With her hands on her hips, Grace asked, “Did he tell you that no one had ever understood him the way you did? That he’d never been able to talk to anyone the way he could with you?”

“Yeah! How did you know?”

Grace’s lips pressed together. “And what happened after the first time you disagreed with him?”

“It was our fourth date,” I said, remembering the day clearly because I had kicked myself for a full five days afterward when Dom didn’t answer a single one of my texts or calls. I knew I had blown it, but I couldn’t understand what I had done wrong. “He asked me what I thought about the website for his game. So I told him I didn’t think it was unique enough.”

“Let me guess. He took it as a personal insult that you criticized it, right?”

“How did you know?”

“And then after that,” said Grace, “I bet nothing you could do was right or good enough.”

I remembered how Dom’s criticism had begun to creep into our conversation, so subtly, I could never point it out to him: You really don’t know about f-stops? Whenever I bristled, he said I was being overly sensitive. I demanded, “Really, Grace, how do you know all this?”
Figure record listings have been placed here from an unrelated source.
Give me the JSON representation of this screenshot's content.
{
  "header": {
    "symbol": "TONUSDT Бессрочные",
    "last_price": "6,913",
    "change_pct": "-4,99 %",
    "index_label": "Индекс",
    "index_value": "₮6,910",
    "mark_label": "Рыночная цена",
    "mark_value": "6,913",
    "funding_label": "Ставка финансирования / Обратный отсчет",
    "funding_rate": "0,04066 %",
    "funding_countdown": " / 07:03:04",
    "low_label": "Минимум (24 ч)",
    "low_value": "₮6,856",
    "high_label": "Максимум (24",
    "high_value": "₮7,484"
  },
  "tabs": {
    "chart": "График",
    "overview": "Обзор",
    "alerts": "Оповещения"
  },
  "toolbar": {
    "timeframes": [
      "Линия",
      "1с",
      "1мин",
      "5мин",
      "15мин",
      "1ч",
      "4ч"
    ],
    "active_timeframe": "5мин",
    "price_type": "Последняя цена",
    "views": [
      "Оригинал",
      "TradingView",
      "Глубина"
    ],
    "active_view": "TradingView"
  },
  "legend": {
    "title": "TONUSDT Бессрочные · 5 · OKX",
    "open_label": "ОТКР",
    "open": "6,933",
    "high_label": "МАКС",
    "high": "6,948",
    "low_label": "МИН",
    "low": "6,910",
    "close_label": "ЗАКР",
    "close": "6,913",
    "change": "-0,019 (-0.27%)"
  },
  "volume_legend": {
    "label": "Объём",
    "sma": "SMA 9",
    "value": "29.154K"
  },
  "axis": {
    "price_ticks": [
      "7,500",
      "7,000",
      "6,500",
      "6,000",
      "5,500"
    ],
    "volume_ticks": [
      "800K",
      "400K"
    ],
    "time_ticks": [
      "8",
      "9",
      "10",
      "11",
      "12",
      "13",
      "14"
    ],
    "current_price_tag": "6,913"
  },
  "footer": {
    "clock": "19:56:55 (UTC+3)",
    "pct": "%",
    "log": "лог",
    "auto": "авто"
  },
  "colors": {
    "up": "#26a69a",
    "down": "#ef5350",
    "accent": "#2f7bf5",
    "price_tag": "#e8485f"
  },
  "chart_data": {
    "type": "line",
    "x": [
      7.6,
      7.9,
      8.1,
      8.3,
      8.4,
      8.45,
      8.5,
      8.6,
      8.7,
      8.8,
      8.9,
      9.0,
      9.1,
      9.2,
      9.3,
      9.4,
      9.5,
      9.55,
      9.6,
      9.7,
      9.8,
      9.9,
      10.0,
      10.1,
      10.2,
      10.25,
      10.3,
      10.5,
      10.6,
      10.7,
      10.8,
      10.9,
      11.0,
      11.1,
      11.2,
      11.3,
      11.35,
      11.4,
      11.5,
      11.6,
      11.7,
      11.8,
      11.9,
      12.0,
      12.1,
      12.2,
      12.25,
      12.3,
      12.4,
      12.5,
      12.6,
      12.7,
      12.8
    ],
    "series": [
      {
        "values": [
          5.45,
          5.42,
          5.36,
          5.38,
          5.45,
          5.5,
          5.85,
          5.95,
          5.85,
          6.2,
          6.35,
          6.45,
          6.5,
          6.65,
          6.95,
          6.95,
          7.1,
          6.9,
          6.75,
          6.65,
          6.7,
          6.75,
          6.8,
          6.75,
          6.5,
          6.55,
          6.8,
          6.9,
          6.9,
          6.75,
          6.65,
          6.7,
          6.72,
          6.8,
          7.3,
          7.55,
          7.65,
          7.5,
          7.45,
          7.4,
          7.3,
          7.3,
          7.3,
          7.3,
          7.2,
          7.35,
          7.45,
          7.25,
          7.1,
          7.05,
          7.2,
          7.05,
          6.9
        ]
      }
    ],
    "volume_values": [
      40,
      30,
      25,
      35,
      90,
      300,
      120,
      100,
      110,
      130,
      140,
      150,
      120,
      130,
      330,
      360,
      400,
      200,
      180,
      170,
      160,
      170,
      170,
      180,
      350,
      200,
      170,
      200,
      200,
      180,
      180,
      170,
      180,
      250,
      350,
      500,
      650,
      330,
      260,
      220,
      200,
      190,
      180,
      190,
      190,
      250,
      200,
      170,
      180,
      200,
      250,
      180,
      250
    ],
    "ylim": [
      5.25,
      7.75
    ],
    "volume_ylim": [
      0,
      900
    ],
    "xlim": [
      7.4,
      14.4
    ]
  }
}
“My daughter was married to a narcissist, and he just picked and picked and picked at her. She thought she was living in crazy town, but it was just him, diminishing her to make himself feel more important. Thank goodness they got divorced before they had kids. How long were you together with Dom?”

“Six weeks.”

“You should be grateful that you got out as soon as you did,” said Grace, drawing her hood over her head as the rain restarted.

After months of blaming myself for the breakup, the world might have spun off its axis, Grace’s answer was that startling. It was shocking to consider that even though Dom went to the right school, knew the right people, drove the right car, aspired to the right career, he may never have been my Mr. Right.

We walked in silence for such a long time that Grace misread my quiet. Without warning, she spun around to apologize. “I’m sorry, honey! Did I offend you?”

“No!” I told her emphatically. “I think this might be the first time that I’ve thought straight about the whole thing. I mean, I was so wrong about Dom, what if I find out that my next guy is a narcissist, too?” I grimaced. “Maybe I should just go solo forever.”

“You can’t shy away from love just because you’re scared and—” Grace stopped suddenly with a sharp intake of breath.

“Grace! You okay?”

“Okay, I get it!” She called up to the sky. “Girls, I get it.”